El ambiente en la selección era terrible. La canarinha se había convertido en una olla de grillos. En una casa de locos. Los aficionados de Río de Janeiro y los de Sao Paulo, con la complicidad e los medios de comunicación, iban a la gresca por si jugadores convocados eran cariocas o paulistas y acabaron tan decepcionados que dejaron de asistir a los partidos y los que iban al campo, depende de dónde jugaran y qué futbolistas integraran la selección, incluso llegaron a pitar el himno. Y es que Brasil jugaba un partido y lo hacía con jugadores y entrenador únicamente paulistas. Y el siguiente amistoso, todos cariocas y técnico carioca también.

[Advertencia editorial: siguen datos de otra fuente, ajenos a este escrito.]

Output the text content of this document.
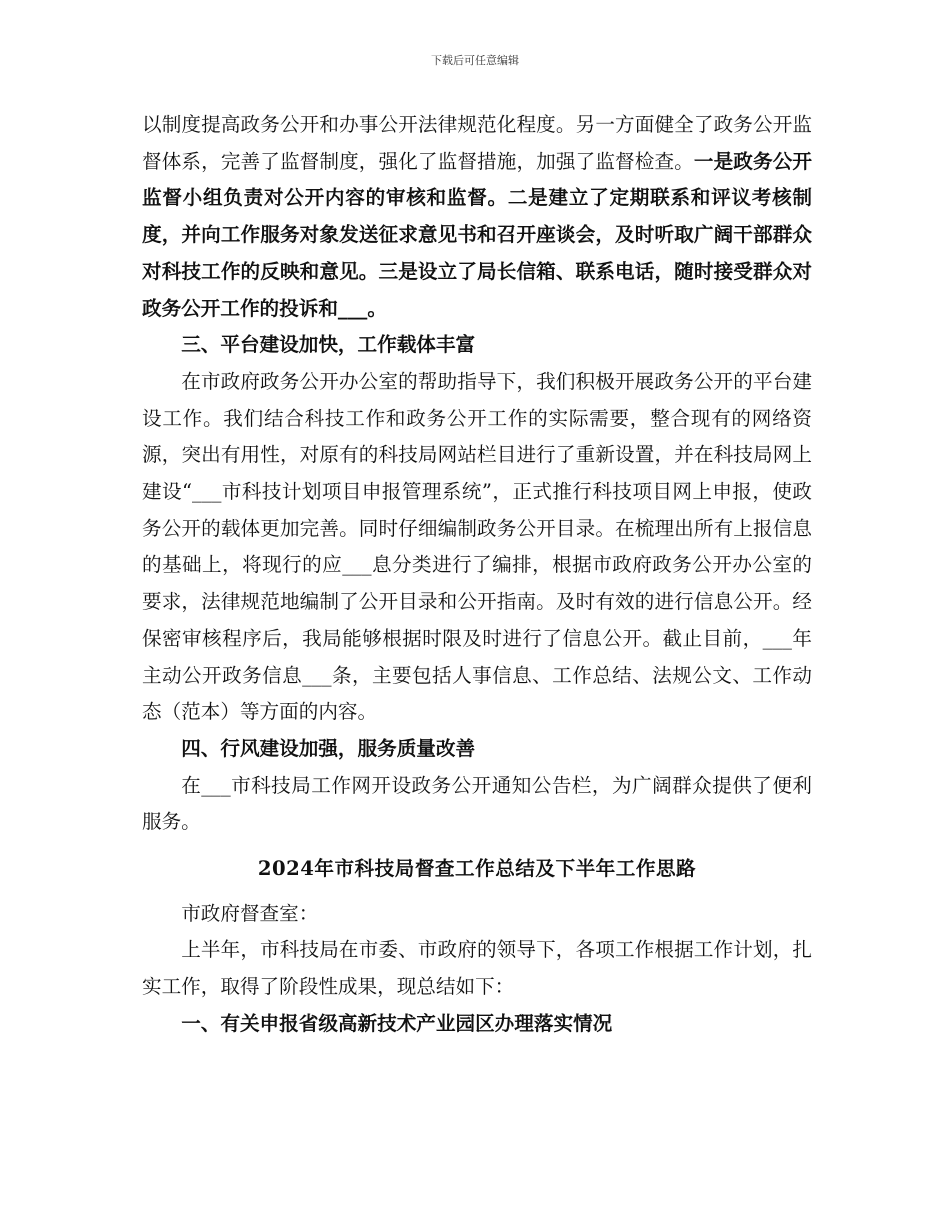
下载后可任意编辑

以制度提高政务公开和办事公开法律规范化程度。另一方面健全了政务公开监督体系，完善了监督制度，强化了监督措施，加强了监督检查。一是政务公开监督小组负责对公开内容的审核和监督。二是建立了定期联系和评议考核制度，并向工作服务对象发送征求意见书和召开座谈会，及时听取广阔干部群众对科技工作的反映和意见。三是设立了局长信箱、联系电话，随时接受群众对政务公开工作的投诉和___。

三、平台建设加快，工作载体丰富

在市政府政务公开办公室的帮助指导下，我们积极开展政务公开的平台建设工作。我们结合科技工作和政务公开工作的实际需要，整合现有的网络资源，突出有用性，对原有的科技局网站栏目进行了重新设置，并在科技局网上建设“___市科技计划项目申报管理系统”，正式推行科技项目网上申报，使政务公开的载体更加完善。同时仔细编制政务公开目录。在梳理出所有上报信息的基础上，将现行的应___息分类进行了编排，根据市政府政务公开办公室的要求，法律规范地编制了公开目录和公开指南。及时有效的进行信息公开。经保密审核程序后，我局能够根据时限及时进行了信息公开。截止目前，___年主动公开政务信息___条，主要包括人事信息、工作总结、法规公文、工作动态（范本）等方面的内容。

四、行风建设加强，服务质量改善

在___市科技局工作网开设政务公开通知公告栏，为广阔群众提供了便利服务。

2024年市科技局督查工作总结及下半年工作思路

市政府督查室：

上半年，市科技局在市委、市政府的领导下，各项工作根据工作计划，扎实工作，取得了阶段性成果，现总结如下：

一、有关申报省级高新技术产业园区办理落实情况
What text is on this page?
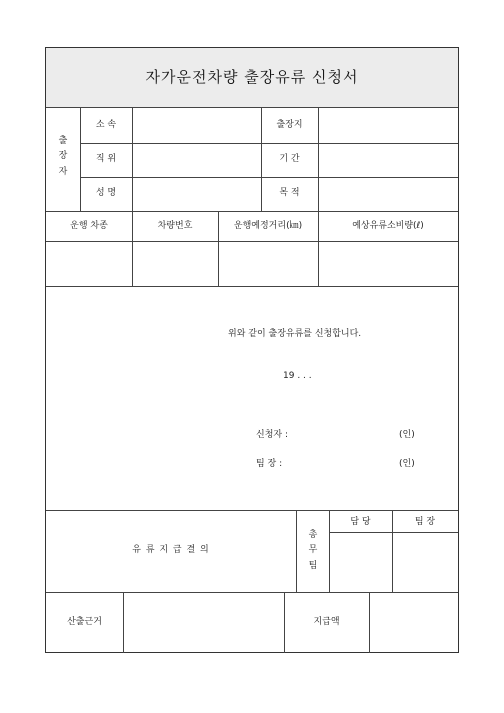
자가운전차량 출장유류 신청서
출
장
자
소 속	출장지
직 위	기 간
성 명	목 적
운행 차종	차량번호	운행예정거리(㎞)	예상유류소비량(ℓ)
위와 같이 출장유류를 신청합니다.
19 . . .
신청자 :	(인)
팀 장 :	(인)
유 류 지 급 결 의
총
무
팀
담 당	팀 장
산출근거	지급액
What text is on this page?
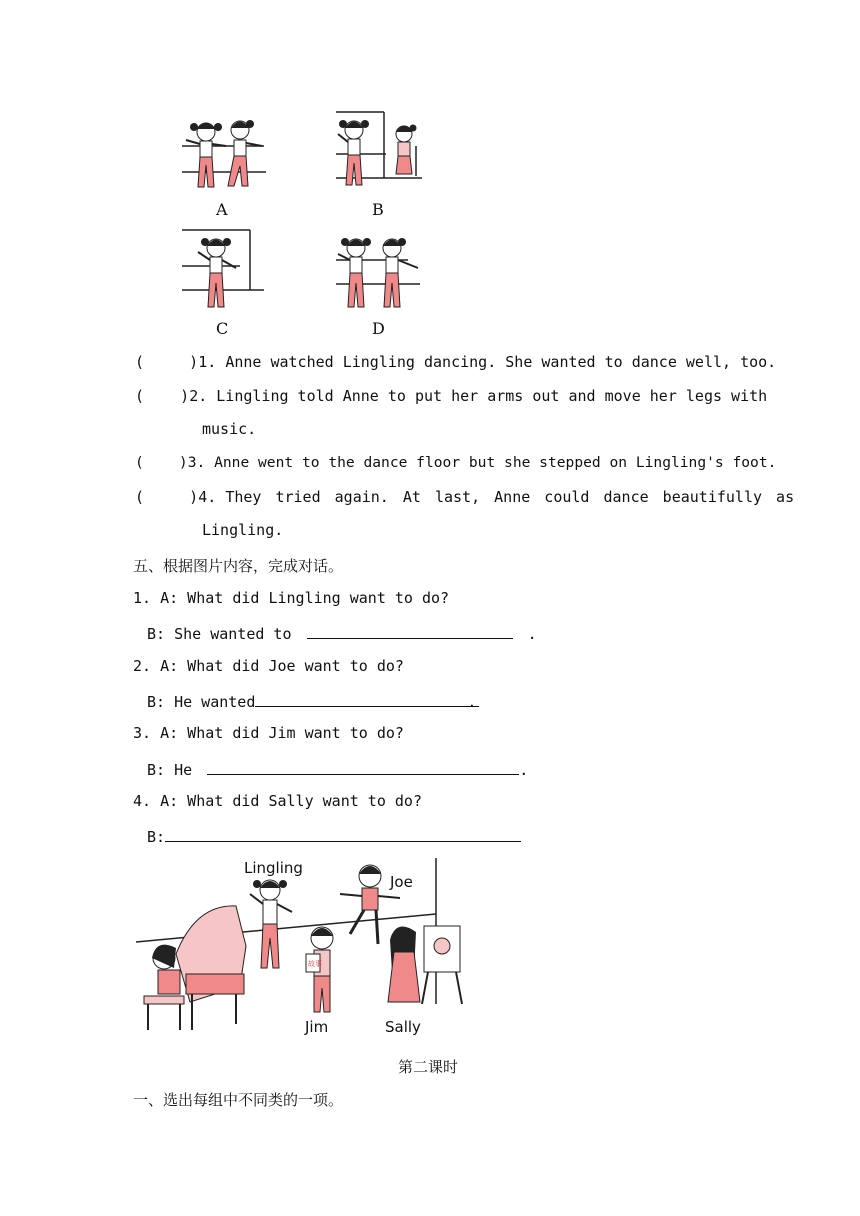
A	B
C	D
(     )1. Anne watched Lingling dancing. She wanted to dance well, too.
(    )2. Lingling told Anne to put her arms out and move her legs with
music.
(    )3. Anne went to the dance floor but she stepped on Lingling's foot.
(     )4. They tried again. At last, Anne could dance beautifully as
Lingling.
五、根据图片内容，完成对话。
1. A: What did Lingling want to do?
B: She wanted to	.
2. A: What did Joe want to do?
B: He wanted	.
3. A: What did Jim want to do?
B: He	.
4. A: What did Sally want to do?
B:
故事
Lingling
Joe
Jim	Sally
第二课时
一、选出每组中不同类的一项。
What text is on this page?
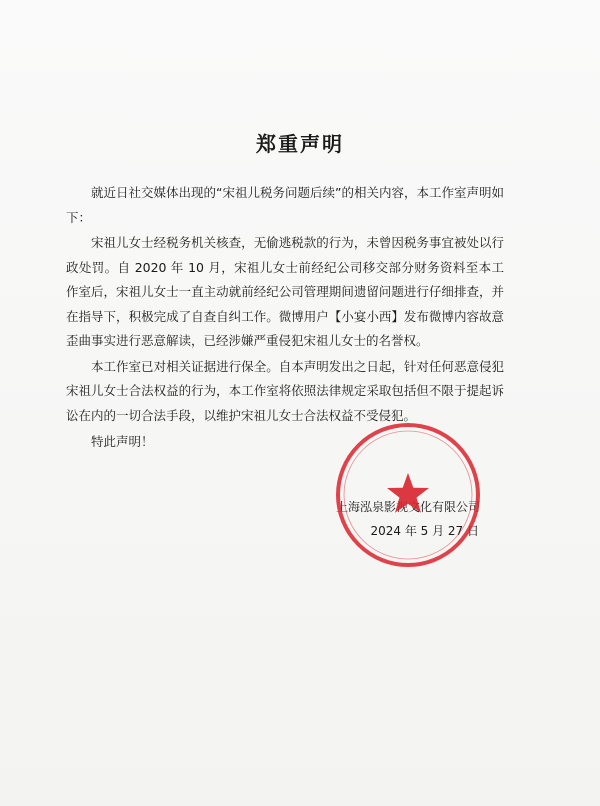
郑重声明

就近日社交媒体出现的“宋祖儿税务问题后续”的相关内容，本工作室声明如下：

宋祖儿女士经税务机关核查，无偷逃税款的行为，未曾因税务事宜被处以行政处罚。自 2020 年 10 月，宋祖儿女士前经纪公司移交部分财务资料至本工作室后，宋祖儿女士一直主动就前经纪公司管理期间遗留问题进行仔细排查，并在指导下，积极完成了自查自纠工作。微博用户【小宴小西】发布微博内容故意歪曲事实进行恶意解读，已经涉嫌严重侵犯宋祖儿女士的名誉权。

本工作室已对相关证据进行保全。自本声明发出之日起，针对任何恶意侵犯宋祖儿女士合法权益的行为，本工作室将依照法律规定采取包括但不限于提起诉讼在内的一切合法手段，以维护宋祖儿女士合法权益不受侵犯。

特此声明！
上海泓泉影视文化有限公司
2024 年 5 月 27 日
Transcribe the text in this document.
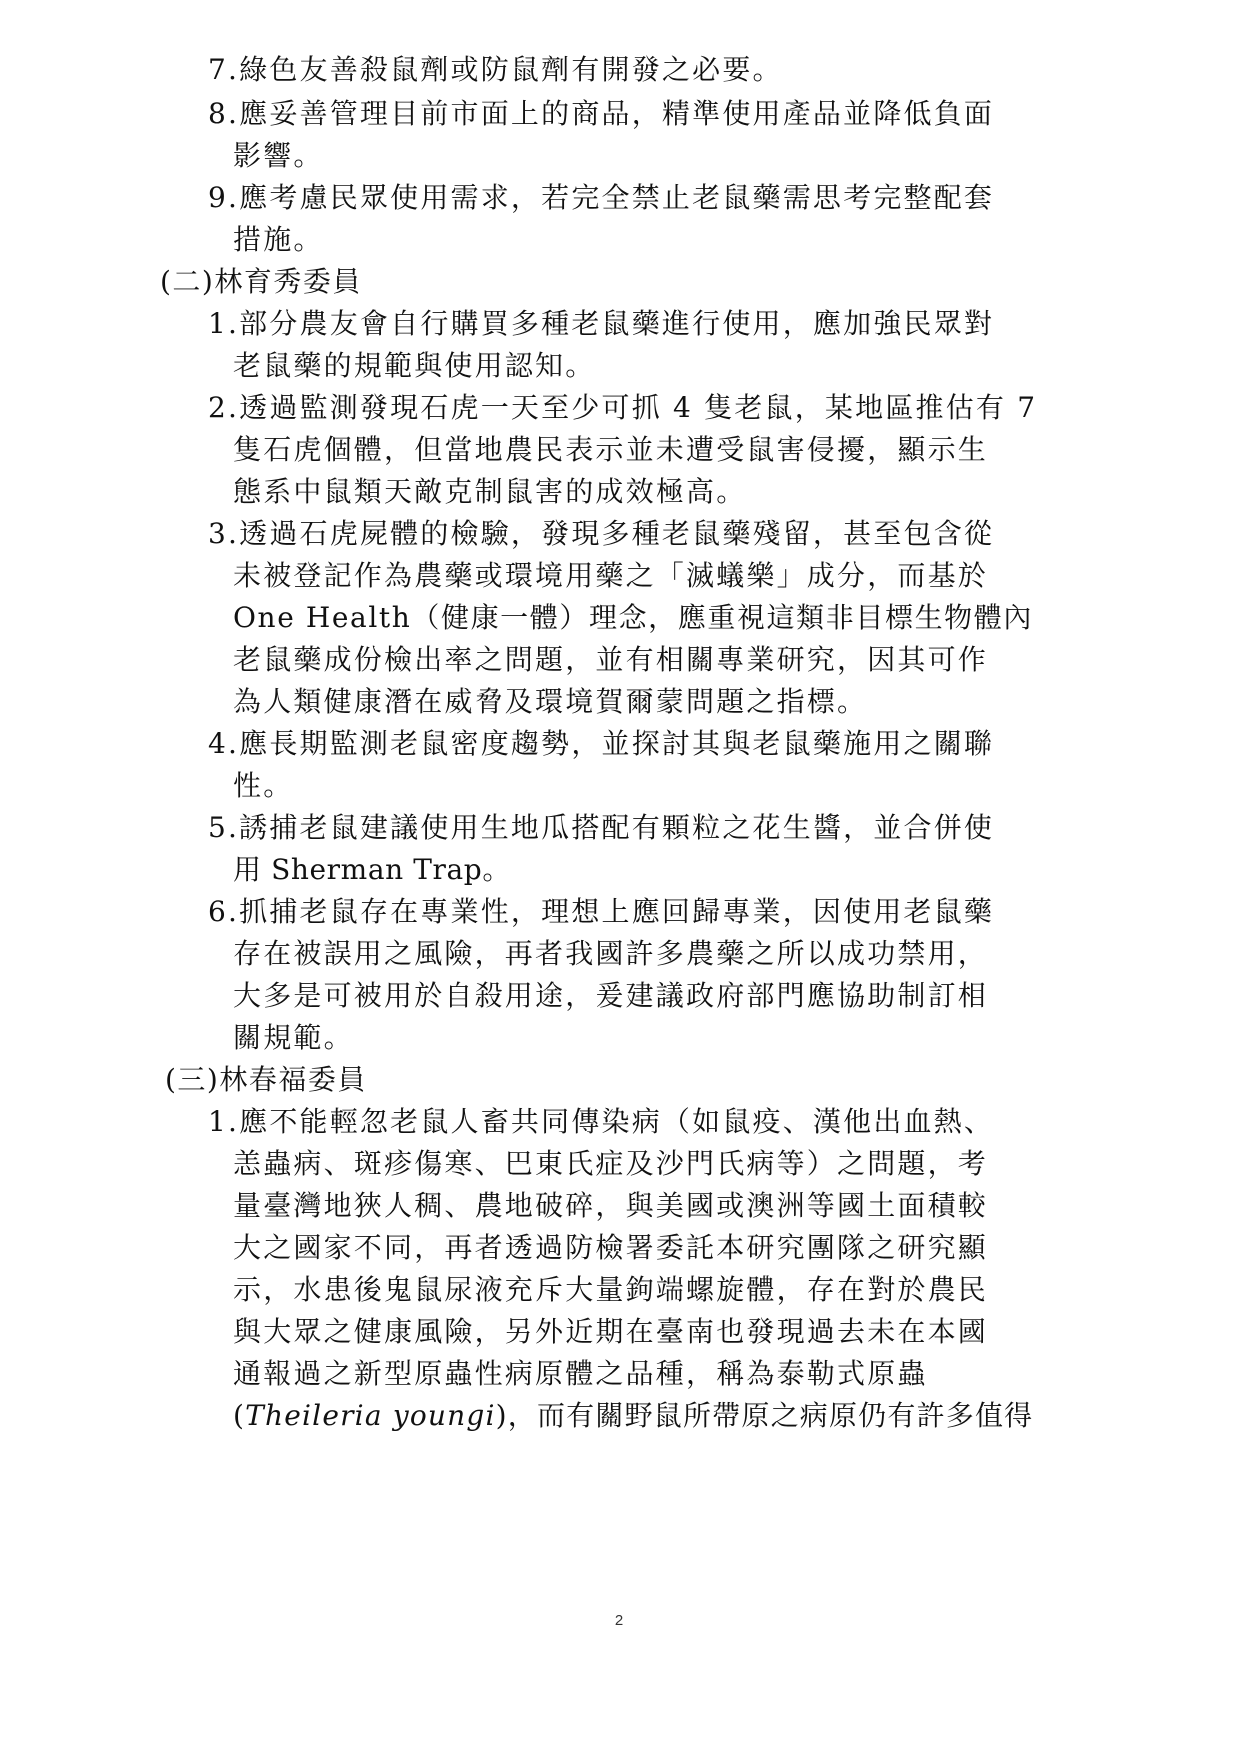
7.綠色友善殺鼠劑或防鼠劑有開發之必要。
8.應妥善管理目前市面上的商品，精準使用產品並降低負面
影響。
9.應考慮民眾使用需求，若完全禁止老鼠藥需思考完整配套
措施。
(二)林育秀委員
1.部分農友會自行購買多種老鼠藥進行使用，應加強民眾對
老鼠藥的規範與使用認知。
2.透過監測發現石虎一天至少可抓 4 隻老鼠，某地區推估有 7
隻石虎個體，但當地農民表示並未遭受鼠害侵擾，顯示生
態系中鼠類天敵克制鼠害的成效極高。
3.透過石虎屍體的檢驗，發現多種老鼠藥殘留，甚至包含從
未被登記作為農藥或環境用藥之「滅蟻樂」成分，而基於
One Health（健康一體）理念，應重視這類非目標生物體內
老鼠藥成份檢出率之問題，並有相關專業研究，因其可作
為人類健康潛在威脅及環境賀爾蒙問題之指標。
4.應長期監測老鼠密度趨勢，並探討其與老鼠藥施用之關聯
性。
5.誘捕老鼠建議使用生地瓜搭配有顆粒之花生醬，並合併使
用 Sherman Trap。
6.抓捕老鼠存在專業性，理想上應回歸專業，因使用老鼠藥
存在被誤用之風險，再者我國許多農藥之所以成功禁用，
大多是可被用於自殺用途，爰建議政府部門應協助制訂相
關規範。
(三)林春福委員
1.應不能輕忽老鼠人畜共同傳染病（如鼠疫、漢他出血熱、
恙蟲病、斑疹傷寒、巴東氏症及沙門氏病等）之問題，考
量臺灣地狹人稠、農地破碎，與美國或澳洲等國土面積較
大之國家不同，再者透過防檢署委託本研究團隊之研究顯
示，水患後鬼鼠尿液充斥大量鉤端螺旋體，存在對於農民
與大眾之健康風險，另外近期在臺南也發現過去未在本國
通報過之新型原蟲性病原體之品種，稱為泰勒式原蟲
(Theileria youngi)，而有關野鼠所帶原之病原仍有許多值得
2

En ese contexto, Joao Havelange, entonces presidente de la CBD (Confederación Brasileña de Deportes), decide lanzar un órdago y le ofrece el puesto de seleccionador a Joao Saldanha, un gaucho nacido en Río Grande del Sur en 1917, que había sido futbolista del Botafogo en su juventud y que sólo contaba con una única experiencia como entrenador: había sido el técnico del Botafogo entre 1957 y 1959 y ganó un campeonato carioca. Pero desde entonces, Saldanha, a quien todos llamaban “Joao Sin Miedo”, no había entrenado a ningún equipo más y se había dedicado a ejercer con vehemencia y arrojo su verdadera profesión: periodista.

Era Saldanha un periodista comprometido, sin pelos en la lengua, un comunista declarado con carnet del partido, que había cubierto el desembarco de Normandía junto a las tropas del general Montgomery en 1945 y que había sido herido de bala por la policía en una manifestación en 1949. De hecho, Saldanha, considerado en los años sesenta uno de los mejores analistas de fútbol del país, había denunciado, micrófono en mano en la radio y la televisión y con la pluma afilada en sus columnas en el Jornal do Brasil, la desorganización y la corrupción imperante en el fútbol brasileño una y otra vez hasta desgañitarse, sobre todo a partir de la debacle en el Mundial de Inglaterra 66.

Eran los llamados años de plomo de la dictadura militar que se había apoderado del país tras el golpe de estado de 1964. Un régimen marcado por el espionaje, las torturas, las desapariciones y los asesinatos de los opositores que encabezó a partir de octubre de 1969 el general Emilio Garrastazu Médici. Un régimen que oprimía al país con puño de hierro y que, a la vez, necesitaba exportar una realidad muy distinta al exterior, la imagen de un país alegre que vivía feliz. Y eso sólo lo podía conseguir con el fútbol.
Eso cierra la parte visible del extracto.